How to Know When Your Dog is Ill

  • Because our pets are family, after all...

Dogs are the most precious to humans and will always be their best friends. But sometimes, our furry friends are easily getting ill, and the signs are late to show. So, to make sure your dog is in great shape and his lifespan increases, here’s how to figure out the signs of an illness.


Changes in behavior

All dogs are always happy and excited to play and snuggle with their owners, but if their mood suddenly changes, you should watch their behavior closely. For example, if they’ve suddenly become more irritable, withdrawn or even aggressive, they might be in pain or experiencing discomfort.

Also, some illnesses can make your dog appear lost, disoriented and not like himself. Such disorders, like Canine Cognitive Dysfunction, will affect your dog’s memory, so they may forget some of their training or fail to recognize familiar people.

 

Physical signs

Physical symptoms are easier to notice but try not to ignore them to avoid going to the vet because having an illness sometimes doesn’t display any critical signs, even in humans. Getting affordable pet insurance may help you solve such problems before they get worse. 

 

Some examples of worrying signs include:

Vomiting should be immediately assessed, especially if it lasts more than 24 hours.

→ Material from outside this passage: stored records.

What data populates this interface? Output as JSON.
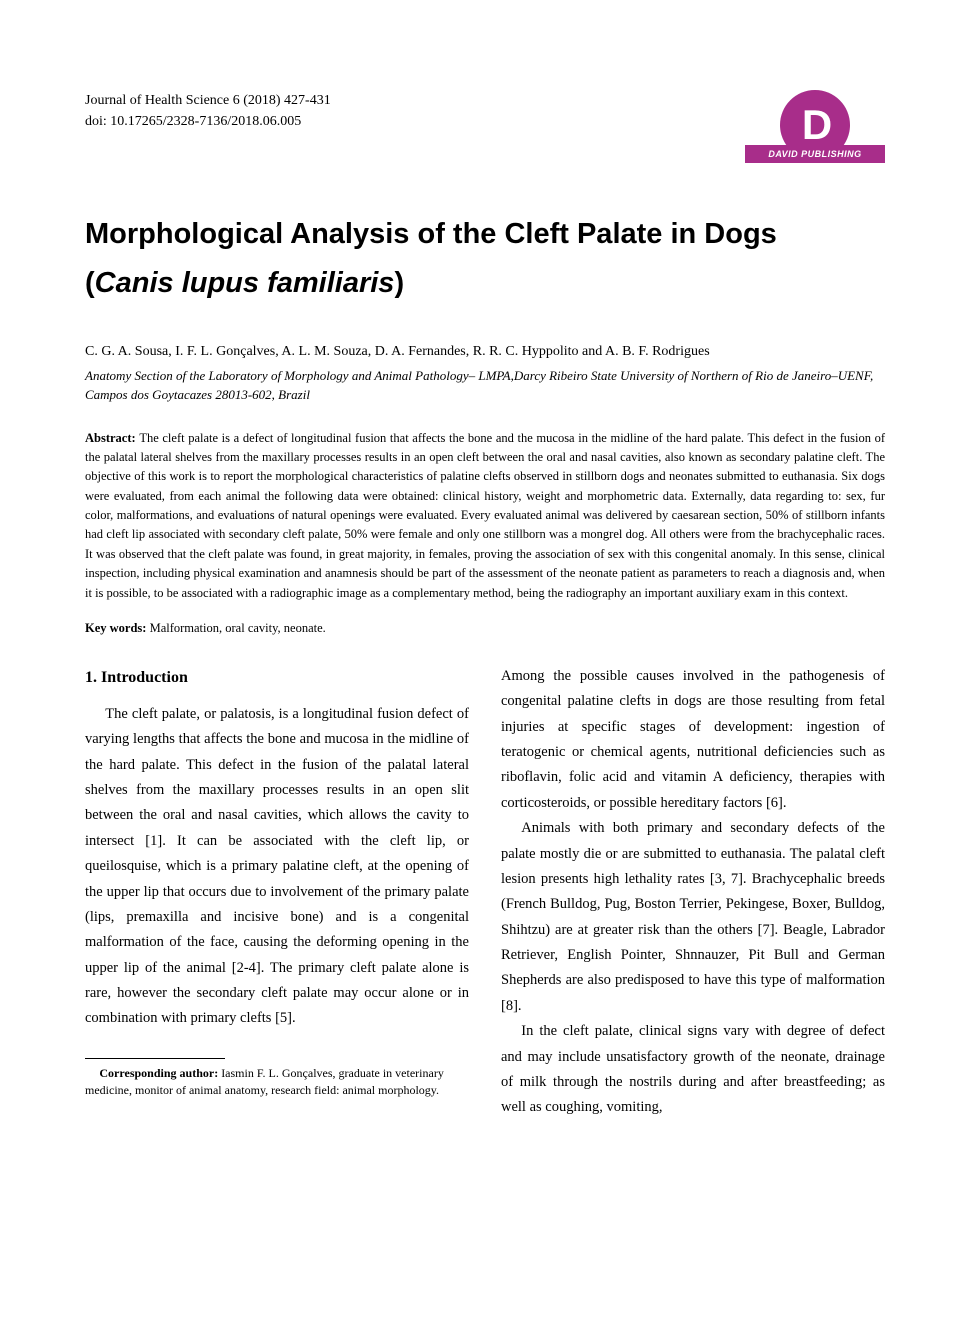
{
  "header": {
    "journal_line": "Journal of Health Science 6 (2018) 427-431",
    "doi_line": "doi: 10.17265/2328-7136/2018.06.005",
    "publisher_banner": "DAVID  PUBLISHING",
    "logo_letter": "D"
  },
  "title": {
    "line1": "Morphological Analysis of the Cleft Palate in Dogs",
    "line2_open": "(",
    "line2_italic": "Canis lupus familiaris",
    "line2_close": ")"
  },
  "authors": "C. G. A. Sousa, I. F. L. Gonçalves, A. L. M. Souza, D. A. Fernandes, R. R. C. Hyppolito and A. B. F. Rodrigues",
  "affiliation": "Anatomy Section of the Laboratory of Morphology and Animal Pathology– LMPA,Darcy Ribeiro State University of Northern of Rio de Janeiro–UENF, Campos dos Goytacazes 28013-602, Brazil",
  "abstract": {
    "label": "Abstract: ",
    "text": "The cleft palate is a defect of longitudinal fusion that affects the bone and the mucosa in the midline of the hard palate. This defect in the fusion of the palatal lateral shelves from the maxillary processes results in an open cleft between the oral and nasal cavities, also known as secondary palatine cleft. The objective of this work is to report the morphological characteristics of palatine clefts observed in stillborn dogs and neonates submitted to euthanasia. Six dogs were evaluated, from each animal the following data were obtained: clinical history, weight and morphometric data. Externally, data regarding to: sex, fur color, malformations, and evaluations of natural openings were evaluated. Every evaluated animal was delivered by caesarean section, 50% of stillborn infants had cleft lip associated with secondary cleft palate, 50% were female and only one stillborn was a mongrel dog. All others were from the brachycephalic races. It was observed that the cleft palate was found, in great majority, in females, proving the association of sex with this congenital anomaly. In this sense, clinical inspection, including physical examination and anamnesis should be part of the assessment of the neonate patient as parameters to reach a diagnosis and, when it is possible, to be associated with a radiographic image as a complementary method, being the radiography an important auxiliary exam in this context."
  },
  "keywords": {
    "label": "Key words: ",
    "text": "Malformation, oral cavity, neonate."
  },
  "section1_heading": "1. Introduction",
  "col_left": {
    "p1": "The cleft palate, or palatosis, is a longitudinal fusion defect of varying lengths that affects the bone and mucosa in the midline of the hard palate. This defect in the fusion of the palatal lateral shelves from the maxillary processes results in an open slit between the oral and nasal cavities, which allows the cavity to intersect [1]. It can be associated with the cleft lip, or queilosquise, which is a primary palatine cleft, at the opening of the upper lip that occurs due to involvement of the primary palate (lips, premaxilla and incisive bone) and is a congenital malformation of the face, causing the deforming opening in the upper lip of the animal [2-4]. The primary cleft palate alone is rare, however the secondary cleft palate may occur alone or in combination with primary clefts [5]."
  },
  "col_right": {
    "p1": "Among the possible causes involved in the pathogenesis of congenital palatine clefts in dogs are those resulting from fetal injuries at specific stages of development: ingestion of teratogenic or chemical agents, nutritional deficiencies such as riboflavin, folic acid and vitamin A deficiency, therapies with corticosteroids, or possible hereditary factors [6].",
    "p2": "Animals with both primary and secondary defects of the palate mostly die or are submitted to euthanasia. The palatal cleft lesion presents high lethality rates [3, 7]. Brachycephalic breeds (French Bulldog, Pug, Boston Terrier, Pekingese, Boxer, Bulldog, Shihtzu) are at greater risk than the others [7]. Beagle, Labrador Retriever, English Pointer, Shnnauzer, Pit Bull and German Shepherds are also predisposed to have this type of malformation [8].",
    "p3": "In the cleft palate, clinical signs vary with degree of defect and may include unsatisfactory growth of the neonate, drainage of milk through the nostrils during and after breastfeeding; as well as coughing, vomiting,"
  },
  "footnote": {
    "label": "Corresponding author: ",
    "text": "Iasmin F. L. Gonçalves, graduate in veterinary medicine, monitor of animal anatomy, research field: animal morphology."
  },
  "colors": {
    "brand": "#a82d8a",
    "text": "#000000",
    "background": "#ffffff"
  }
}
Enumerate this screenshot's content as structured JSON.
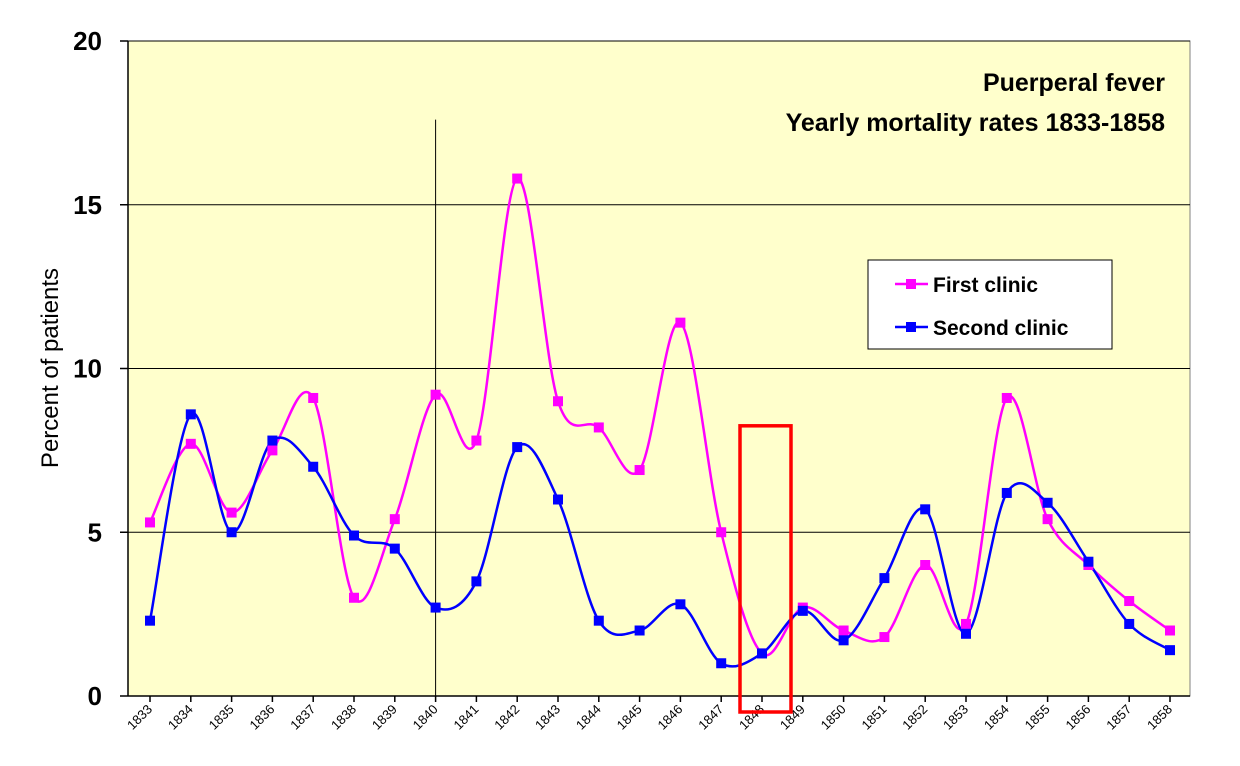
{
  "chart_data": {
    "type": "line",
    "title_lines": [
      "Puerperal fever",
      "Yearly mortality rates 1833-1858"
    ],
    "xlabel": "",
    "ylabel": "Percent of patients",
    "ylim": [
      0,
      20
    ],
    "yticks": [
      0,
      5,
      10,
      15,
      20
    ],
    "grid": true,
    "legend_position": "right",
    "categories": [
      "1833",
      "1834",
      "1835",
      "1836",
      "1837",
      "1838",
      "1839",
      "1840",
      "1841",
      "1842",
      "1843",
      "1844",
      "1845",
      "1846",
      "1847",
      "1848",
      "1849",
      "1850",
      "1851",
      "1852",
      "1853",
      "1854",
      "1855",
      "1856",
      "1857",
      "1858"
    ],
    "series": [
      {
        "name": "First clinic",
        "color": "#ff00ff",
        "values": [
          5.3,
          7.7,
          5.6,
          7.5,
          9.1,
          3.0,
          5.4,
          9.2,
          7.8,
          15.8,
          9.0,
          8.2,
          6.9,
          11.4,
          5.0,
          1.3,
          2.7,
          2.0,
          1.8,
          4.0,
          2.2,
          9.1,
          5.4,
          4.0,
          2.9,
          2.0
        ]
      },
      {
        "name": "Second clinic",
        "color": "#0000ff",
        "values": [
          2.3,
          8.6,
          5.0,
          7.8,
          7.0,
          4.9,
          4.5,
          2.7,
          3.5,
          7.6,
          6.0,
          2.3,
          2.0,
          2.8,
          1.0,
          1.3,
          2.6,
          1.7,
          3.6,
          5.7,
          1.9,
          6.2,
          5.9,
          4.1,
          2.2,
          1.4
        ]
      }
    ],
    "annotations": {
      "vertical_line_at": "1840",
      "highlight_category": "1848",
      "highlight_color": "#ff0000"
    },
    "plot_background": "#ffffcc"
  }
}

Plus, if it’s accompanied by fever, loss of appetite or diarrhea, it’s a sign of an emergency.

Diarrhea can be caused by parasites, infections, dietary indiscretion and even cancer. Most cases resolve on their own in 24-48 hours, but if your dog’s diarrhea is bloody, you should take them immediately to the vet.

Loss of appetite accompanied by nausea, fever, lethargy, or pain is a sign your dog might have problems with their gums.

Itching, scratching, and licking can be a sign of skin conditions, allergies or parasites. It’s mandatory to make an appointment with the vet because your dog may need antibiotics, allergy medications or anti-parasitic to help treat the problem.

Changes in drinking and urinating habits, like drinking too much water or not at all, might signify hormonal imbalances, which are more frequent in older dogs.

Decreased mobility might be a sign your dog is in pain, but you should also look for limping, hiding and tiredness behaviors.

Bad breath can be caused by dental disease or digestive problems. If your dog can’t chew or swallow properly, and they drool too much, it’s definitely a medical problem.

 

How to take better care of your dog?

First, it would be best to always ensure medical consultation, so pet insurance will cover your pet’s most frequent problems, and you’ll worry less about money and illnesses. Then, you should provide them with fresh water daily, nutritious food, and frequent exercise. Basically, take care of them as you’d do with yourself. You might need to brush their teeth daily and groom them regularly so that you’ll minimize the risk of dental problems and external parasites.

In the end, make your dog’s life easy, fun and full of love so they can live longer and be happy at all times.